An increased incidence and severity of all types of infections has long been noted in IDUs, suggesting impaired immunity [11]. Alterations of both the innate and adaptive immunity have been described in both acute- and long-term opioid administration; several mechanisms have been reported, including alterations of the hypothalamic-pituitary-adrenal axis and the autonomic nervous system with prolonged opioid exposure [12]. Particularly, heroin has been reported to suppress T-lymphocyte responses known to be important in cryptococcal disease. These effects have even been identified in periods of heroin withdrawal [13]. It is postulated that this may have to do with the direct effects of heroin on opiate receptors located on immune cells. Animal studies have suggested that this can result in decreased antibody production, phagocytosis, and cytokine production [14]. In addition, methamphetamine use alters antigen processing and facilitates cryptococcal dissemination from the lung to the brain in animal models [15]. These alterations on the immune system with T-cell mediated deficits may predispose individuals to fungal infections such as cryptococcosis which is suggested in epidemiologic studies of fungal disease prevalence in IDU [10]. In fact, we are aware of at least two other recent cases of fungal meningitis in IDU at our institution. Findings from our case series, as well as a case series by Shorman et al., suggest that IDU is indeed a risk factor for disseminated cryptococcosis infection due to IDU -associated immune suppression [2].
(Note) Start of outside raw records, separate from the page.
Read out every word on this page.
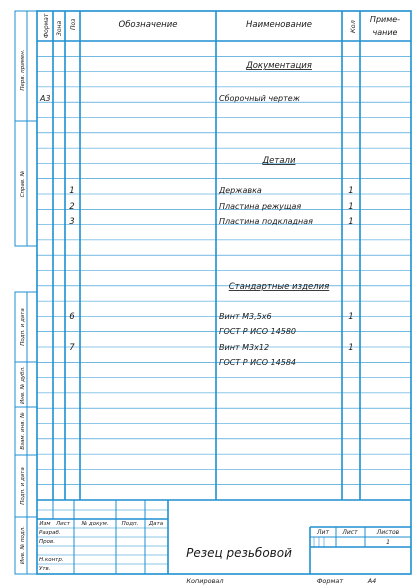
Формат Зона Поз	Обозначение	Наименование	Кол
Приме-
чание
Документация
Детали
Стандартные изделия
А3	Сборочный чертеж
1	Державка	1
2	Пластина режущая	1
3	Пластина подкладная	1
6	Винт М3,5х6	1
ГОСТ Р ИСО 14580
7	Винт М3х12	1
ГОСТ Р ИСО 14584
Перв. примен.
Справ. №
Подп. и дата
Инв. № дубл.
Взам. инв. №
Подп. и дата
Инв. № подл.
Изм Лист № докум. Подп. Дата
Разраб.
Пров.
Н.контр.
Утв.
Резец резьбовой
Лит Лист	Листов
1
Копировал	Формат	А4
More cases of cryptococcosis are expected in the IDU population with the ongoing opioid epidemic. We urge clinicians to consider a diagnosis of cryptococcal disease in IDUs, which may present as similarly to septic cerebral emboli due to CNS vasculitis or with other atypical manifestations. IDU appears to be a significant risk factor for development of disseminated cryptococcal infection.